1 kalimat dari sang ibu saat kakinya baru saja melangkah masuk ke dalam rumah, bukan dari
notifikasi pesan kak sagara, tapi efek kagetnya sama bagi kirana.
Mata kirana tak bisa berpindah dari layar ponsel yang menampilkan ruang percakapan
antaranya dengan kak sagara.

Kak sagara OSIS


nanti saya pulang ikut ya, kalo ga salah udah bilang ke ibu kamu juga

satu kalimat pertama yang ada di ruang percakapan mereka, membuatnya menimbang-
nimbang dengan keputusan akhir yang entah sopan atau tidak, tapi kini jarinya sudah mulai
mengetikkan pesan singkat pada sagara.

kak maaf, udah rapih belum ya?

Tepat pesannya terkirim, pintu mobil bagian depan sebelah kiri terbuka, menghadirkan laki-
laki yang terlihat menawan dengan seragamnya, “maaf ya lama, tadi ada barang saya
ketinggalan diatas,” ucapnya saat benar-benar baru masuk mobil, membuat mata kirana, kali
ini, beralih dari ponselnya dan disambut oleh tatapan sagara yang tentu saja pertemuan antara
2 netra anak manusia itu tidak disengaja.

Membalas ucapan sagara? Tentu tidak, kirana hanya mengangguk, kemudian memalingkan
pandangan.

Perjalanan ditemani oleh hening, hanya suara klakson mobil atau deru motor lewat yang
mengisi, radio pagi ini sama saja seperti kemarin sore, dimatikan. Pak supirnya itu memang
entah kenapa, bertahun-tahun kirana kenal, jarang sekali menyalakan radio saat sedang
menyetir.

Ya.. hening saja begitu.

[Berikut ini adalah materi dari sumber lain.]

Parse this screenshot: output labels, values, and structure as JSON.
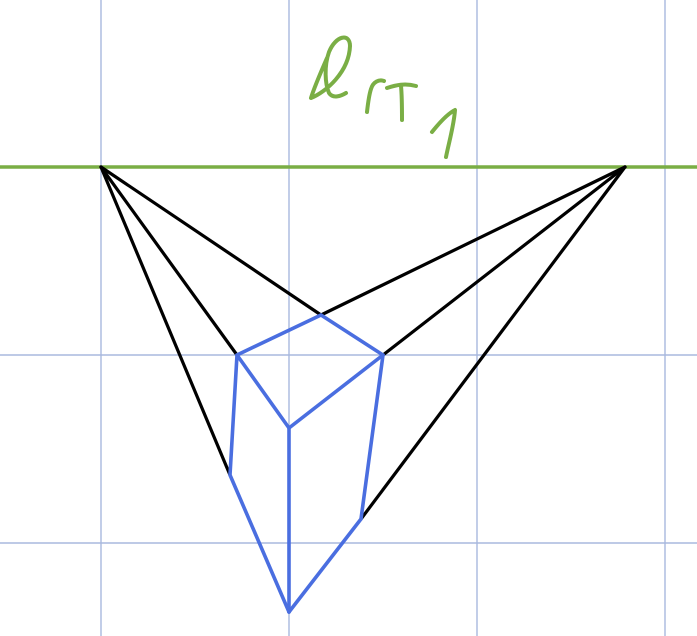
{
  "horizon_label": "l_T1",
  "colors": {
    "grid": "#a8b8de",
    "horizon": "#7aae45",
    "projectors": "#000000",
    "solid": "#4a6ee0",
    "background": "#ffffff"
  },
  "icons": {
    "horizon_label": "handwritten-label-icon"
  }
}
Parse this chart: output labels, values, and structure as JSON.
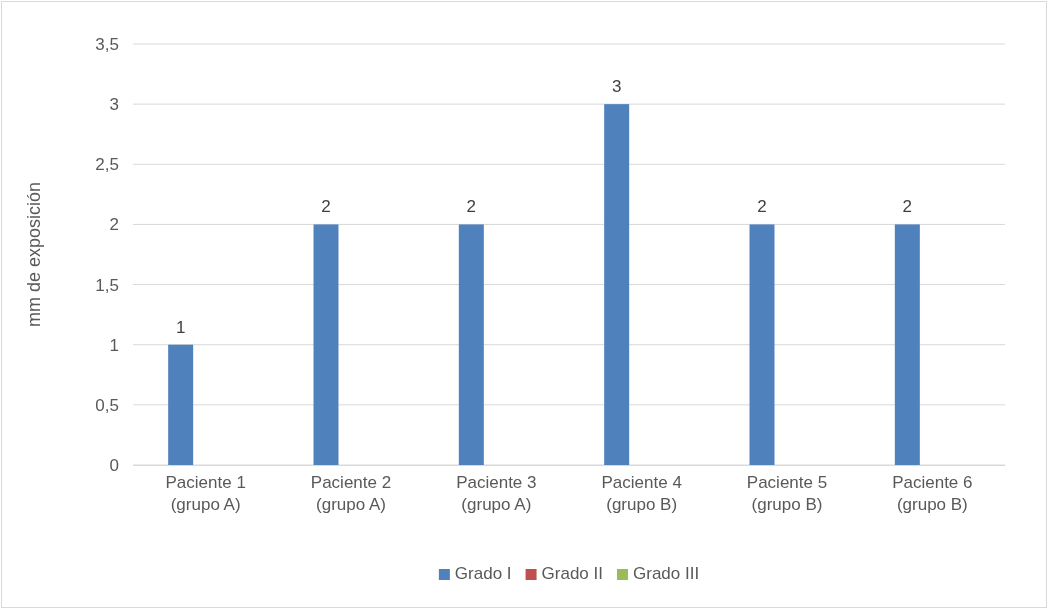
{
  "chart_data": {
    "type": "bar",
    "ylabel": "mm de exposición",
    "categories": [
      "Paciente 1 (grupo A)",
      "Paciente 2 (grupo A)",
      "Paciente 3 (grupo A)",
      "Paciente 4 (grupo B)",
      "Paciente 5 (grupo B)",
      "Paciente 6 (grupo B)"
    ],
    "series": [
      {
        "name": "Grado I",
        "color": "#4f81bd",
        "values": [
          1,
          2,
          2,
          3,
          2,
          2
        ],
        "value_labels": [
          "1",
          "2",
          "2",
          "3",
          "2",
          "2"
        ]
      },
      {
        "name": "Grado II",
        "color": "#c0504d",
        "values": [
          null,
          null,
          null,
          null,
          null,
          null
        ]
      },
      {
        "name": "Grado III",
        "color": "#9bbb59",
        "values": [
          null,
          null,
          null,
          null,
          null,
          null
        ]
      }
    ],
    "ylim": [
      0,
      3.5
    ],
    "yticks": [
      0,
      {
        "value": 0.5,
        "label": "0,5"
      },
      1,
      {
        "value": 1.5,
        "label": "1,5"
      },
      2,
      {
        "value": 2.5,
        "label": "2,5"
      },
      3,
      {
        "value": 3.5,
        "label": "3,5"
      }
    ],
    "grid": "y",
    "legend": "bottom"
  }
}
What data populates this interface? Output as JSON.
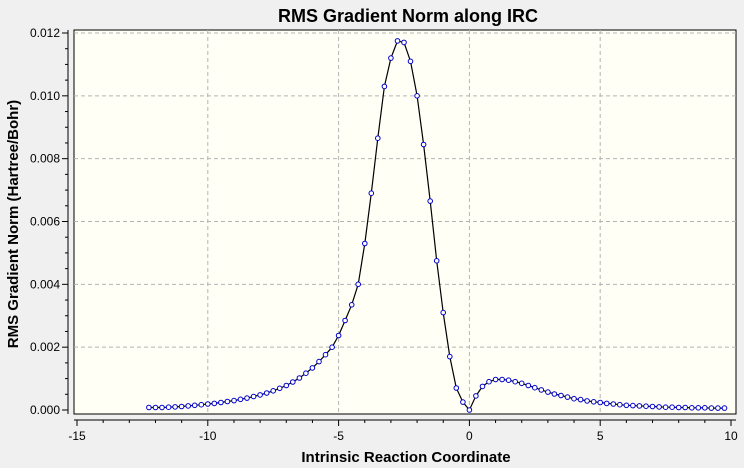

Sepi.

Pagi itu tidak ada kejadian istimewa yang menyambut awal hari kirana, juga sagara, kakak
kelasnya itu hanya diam, tak mengeluarkan satu dua patah kata lagi usai bilang maaf tadi,
kecuali satu hal yang kirana tidak sadari sampai tiba di sekolah dan sudah masuk ke kelasnya.
Sagara tau, kirana memalingkan pandangannya tepat saat netra mereka bertemu.
mungkin gadis itu salah tingkah, mungkin. Kalau tidak, berarti hanya sagara yang begitu.
Maaf tadi kamu jadi nunggu

Satu kalimat singkat yang Sagara kirimkan pada Kirana, tepat saat gadis itu keluar dari mobil,
disertai netra Sagara yang mengikuti langkahnya beserta perasaan aneh yang sama sekali
tidak ia mengerti.
Usai jam mata pelajaran terkahir kirana buru-buru bergegas menuju parkiran, masuk ke mobil
yang ternayata sudah ada sagara disana, seperti biasa duduk di samping pengemudi, sembari
membaca novel dengan serius tanpa terganggu fokusnya walaupun tadi kirana menutup pintu
tidak sengaja sedikit agak kencang.

Mobil mulai melaju keluar wilayah sekolah, gerimis mulai membasahi ibu kota, padahal
kirana kira tadi langit cerah itu akan bertahan sampai malam, ternyata runtuh juga tangisnya.

Bunyi gemericik air yang semakin deras jatuh diatas mobil mengisi kelengangan diantara dua
anak manusia ini. Tidak terhitung pak supir karena beliau baru saja turun masuk ke dalam
minimarket, menumpang buang air kecil yang sudah tidak bisa ditahan.

Sebenarnya bisa-bisa saja kirana pura-pura tak peduli dan bermain ponsel, tapi masalahnya
untuk sekedar bermain ponsel saja rasanya jadi semakin canggung.

“kamu suka baca?”

“kak saga lagi baca apa?”

dua kalimat basa-basi yang terucap dari lisan yang berbeda, di waktu yang sama. Membuat
dua-duanya juga sama-sama kikuk. Mana pula sagara terlanjur menghadap ke belakang dan
kirana terlanjur mengarahkan matanya pada laki-laki dengan buku digenggamannya itu.

“iya suka.”

“max havelaar.”

“eh? Maksud aku, aku suka baca buku.”

laki-laki itu terlihat bingung, matanya melirik ke seisi mobil, menghindari mata si hawa yang
padahal juga sama dengannya, “maksudnya.. maksudnya saya lagi baca buku max havelaar,”
diangkatnya buku di tangan kanannya.

“oh iya.. max havelaar karya multatulli ya?” hal terlucu adalah kalimat kirana ramah tapi
nadanya kaku, parahnya si empu sadar akan itu.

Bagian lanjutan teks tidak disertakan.